AIM: The aim of the study was to investigate the survival and growth of human breast carcinoma MCF-7 cells with different sensitivity to doxorubicin and production of transforming growth factor beta-(TGF-beta) in dependence on the dose- and duration of X-ray in order to check if the cross-resistance to doxorubicin and radiation effects exists.
METHODS: Determination of cell number and valiability using trypan blue (0.1% (w/v)) exclusion method, Western blot analysis of p53 protein expression, biological testing of TGF-beta activity, lectinocytochemical analysis for apoptosis quantitative estimation in unirradiated and irradiated cells of both sublines of MCF-7 cells--sensitive (MCF-7(wt)) and resistant (MCF-7(DOX/R)) to doxorubicin.

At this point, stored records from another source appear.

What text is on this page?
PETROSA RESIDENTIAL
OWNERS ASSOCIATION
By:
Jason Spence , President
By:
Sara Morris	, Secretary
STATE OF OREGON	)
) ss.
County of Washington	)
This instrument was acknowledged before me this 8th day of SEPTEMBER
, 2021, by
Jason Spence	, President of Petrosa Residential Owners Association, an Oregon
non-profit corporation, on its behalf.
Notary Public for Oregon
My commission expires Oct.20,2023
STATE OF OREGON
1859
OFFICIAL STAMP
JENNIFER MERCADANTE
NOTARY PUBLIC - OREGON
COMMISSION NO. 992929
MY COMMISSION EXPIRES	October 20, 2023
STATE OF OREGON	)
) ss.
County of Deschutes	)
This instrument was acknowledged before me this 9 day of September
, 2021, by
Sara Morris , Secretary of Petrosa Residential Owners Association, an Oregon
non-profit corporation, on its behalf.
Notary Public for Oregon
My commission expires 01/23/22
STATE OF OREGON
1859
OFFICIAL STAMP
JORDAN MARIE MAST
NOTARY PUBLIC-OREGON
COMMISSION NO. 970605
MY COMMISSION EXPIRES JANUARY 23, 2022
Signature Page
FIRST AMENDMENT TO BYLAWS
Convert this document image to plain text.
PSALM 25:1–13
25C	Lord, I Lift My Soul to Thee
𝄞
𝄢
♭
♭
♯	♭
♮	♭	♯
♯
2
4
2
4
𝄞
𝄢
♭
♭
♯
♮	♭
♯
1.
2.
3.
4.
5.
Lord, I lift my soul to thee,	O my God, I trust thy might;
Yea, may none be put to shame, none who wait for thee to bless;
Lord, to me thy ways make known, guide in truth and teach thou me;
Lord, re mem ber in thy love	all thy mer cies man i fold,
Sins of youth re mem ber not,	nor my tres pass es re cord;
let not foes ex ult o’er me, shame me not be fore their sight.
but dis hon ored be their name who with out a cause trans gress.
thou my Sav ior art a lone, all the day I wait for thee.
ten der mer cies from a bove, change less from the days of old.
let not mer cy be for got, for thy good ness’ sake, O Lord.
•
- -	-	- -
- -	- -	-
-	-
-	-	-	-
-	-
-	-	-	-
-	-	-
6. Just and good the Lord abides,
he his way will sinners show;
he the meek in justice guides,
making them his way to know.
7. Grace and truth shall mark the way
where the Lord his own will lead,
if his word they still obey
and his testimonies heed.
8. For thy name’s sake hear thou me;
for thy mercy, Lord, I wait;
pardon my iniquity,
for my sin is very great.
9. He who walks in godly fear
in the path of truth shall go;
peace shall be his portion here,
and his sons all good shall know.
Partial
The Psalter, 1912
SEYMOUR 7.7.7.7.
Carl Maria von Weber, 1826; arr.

RESULTS: It was found that doxorubicin-resistant breast cancer cells were also more refractory to X-radiation-dependent growth inhibition. There were revealed different effects of distinct doses of X-ray on p53 protein expression by cells of both sublines. The level of production of TGF-beta was compared in non-irradiated MCF-7 cells and in these cells exposed to X-radiation. It was shown that X-radiation increased TGF-beta activity in the conditioned medium of the irradiated cells of both doxorubicin-sensitive and -resistant lines.
CONCLUSIONS: The results of our study suggest that the biological effects of X-radiation on human breast cancer MCF-7 cells can be at least partly mediated by TGF-beta. Taking into account that TGF-beta is a potent natural immunosupressor, one may consider that an increased activity of this cytokine can intensify negative effects of X-radiation.